Adhesive capsulitis of the shoulder results in a stiff shoulder joint. This occurs as a result of scarring and tightening of the capsule of the shoulder joint. A tight capsule prevents the ball from rolling and moving across the socket and therefore patients with a frozen shoulder present with pain, stiffness and lack of function.
Often frozen shoulders occur as a result of minute and often unnoticed injuries to the shoulder joint which can occur after a heavy bout of overhead DIY and can occur as a result of a simple jarring to the shoulder as well. People who are diabetic are particularly prone to develop a frozen shoulder as are people who have had a heart attack, a stroke, who have had breast surgery or who have simply been put in a plaster for a wrist fracture. In the early stages of the disease the pain is quite severe and can be worse at night and often disturbs sleep. Over the course of a few months the pain tends to subside but this is replaced by increasing stiffness and lack of movement. If left alone it may take up to 2-3 years for the shoulder to loosen up but more often than not patients are left with residual joint stiffness.

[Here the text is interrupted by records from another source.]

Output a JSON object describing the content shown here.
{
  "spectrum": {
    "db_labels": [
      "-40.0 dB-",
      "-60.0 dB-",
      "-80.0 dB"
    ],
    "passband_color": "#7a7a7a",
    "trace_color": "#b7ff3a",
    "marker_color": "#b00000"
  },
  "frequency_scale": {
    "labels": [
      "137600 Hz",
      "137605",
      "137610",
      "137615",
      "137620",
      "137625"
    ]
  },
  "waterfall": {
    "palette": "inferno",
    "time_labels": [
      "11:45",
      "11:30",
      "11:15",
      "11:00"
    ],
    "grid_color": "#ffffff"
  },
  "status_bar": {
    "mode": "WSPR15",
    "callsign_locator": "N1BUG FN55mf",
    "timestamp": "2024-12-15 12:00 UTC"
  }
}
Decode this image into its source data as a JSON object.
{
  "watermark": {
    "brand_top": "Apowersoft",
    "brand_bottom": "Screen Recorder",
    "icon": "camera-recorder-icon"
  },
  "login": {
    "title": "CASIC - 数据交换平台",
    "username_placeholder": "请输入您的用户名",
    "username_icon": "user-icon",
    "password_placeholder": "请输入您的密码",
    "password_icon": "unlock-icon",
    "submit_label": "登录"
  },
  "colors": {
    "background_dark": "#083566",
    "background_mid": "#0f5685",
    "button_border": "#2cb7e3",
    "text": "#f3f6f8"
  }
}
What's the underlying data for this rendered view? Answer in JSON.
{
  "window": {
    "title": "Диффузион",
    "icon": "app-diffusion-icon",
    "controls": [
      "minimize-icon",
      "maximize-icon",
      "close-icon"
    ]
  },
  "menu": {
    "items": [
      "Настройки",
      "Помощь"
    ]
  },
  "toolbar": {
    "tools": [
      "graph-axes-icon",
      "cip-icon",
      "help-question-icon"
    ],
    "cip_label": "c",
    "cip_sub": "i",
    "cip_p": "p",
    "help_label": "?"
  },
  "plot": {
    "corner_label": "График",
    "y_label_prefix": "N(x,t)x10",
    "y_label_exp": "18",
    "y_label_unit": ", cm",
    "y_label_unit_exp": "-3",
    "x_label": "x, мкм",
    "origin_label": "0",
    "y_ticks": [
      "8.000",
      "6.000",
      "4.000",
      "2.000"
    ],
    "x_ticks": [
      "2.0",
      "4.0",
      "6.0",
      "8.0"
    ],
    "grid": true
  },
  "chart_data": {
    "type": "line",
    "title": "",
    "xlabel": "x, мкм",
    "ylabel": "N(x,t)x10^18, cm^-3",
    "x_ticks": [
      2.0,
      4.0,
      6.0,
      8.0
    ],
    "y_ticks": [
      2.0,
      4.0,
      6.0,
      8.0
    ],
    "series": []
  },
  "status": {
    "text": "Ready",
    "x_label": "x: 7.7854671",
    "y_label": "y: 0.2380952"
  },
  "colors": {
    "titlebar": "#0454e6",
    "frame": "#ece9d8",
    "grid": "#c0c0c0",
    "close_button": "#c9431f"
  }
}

If accurately diagnosed in the early stages of the disease then the pain can be controlled through painkillers and a local anaesthetic and steroid injection. This allows the Physiotherapist to help improve the range of shoulder motion and with a regular stretching programme could prevent stiffness of the joint. However, in established cases a simple local anaesthetic injection is unlikely to be beneficial. Such patients may require a manipulation under general anaesthetic along with a local anaesthetic and steroid injection followed by an intensive stretching and rehabilitation programme. In very resistant cases, particularly individuals who suffer from diabetes then an arthroscopic capsular release may be required.